Capital market is already matured and reached at high level, every investor interested to invest but not in commodity Future Market due to lack of awareness. As per Data analysis most of the investors do not have much idea of commodity market in Belgaum they are required to be given awareness training and knowledge with the help of workshops and seminars, as investors are willing to know more about commodity market i.e. 61% of the respondents are willing to invest in the market The Karvy Consultancy and other Brokers should take major steps to give fare knowledge about the commodity market and its operations to the public. Compared to Capital market Commodity market is less risky (minimum margin, easy to hold, no manipulation &

fraud), maximum profitability. Commodity market is in growing stage.

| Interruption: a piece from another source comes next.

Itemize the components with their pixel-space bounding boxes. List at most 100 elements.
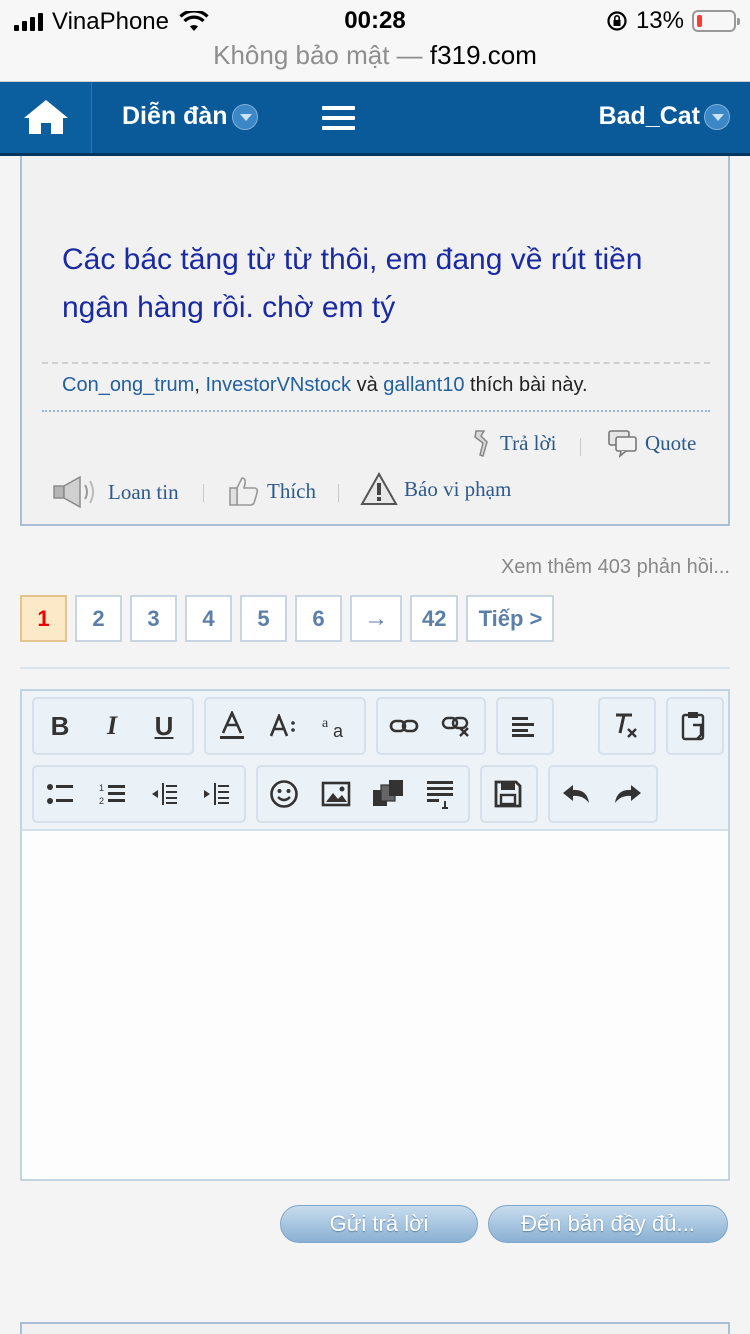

As in my study it is found that, there exists a high degree of positive correlation between Spot Commodity Market and Commodity Future Market. If an amount of small change in the spot gold market prices has the direct impact on the future prices of gold in commodity market. So Traders can take more advantage of this. Because they can predict the future prices, depending upon the present demand and Supply in the spot market. As they also get benefits of diversification, means in case of uncertainty in gold market they can invest in dollar i.e.

forex market. It helps to all such as Individual investors and gold traders.

There is a maximum hours of trading that is from 10am to 11.55 pm. It is better for working class people to deal at evening.

"In the absence of the gold standard, there is no

way to protect savings from confiscation through inflation.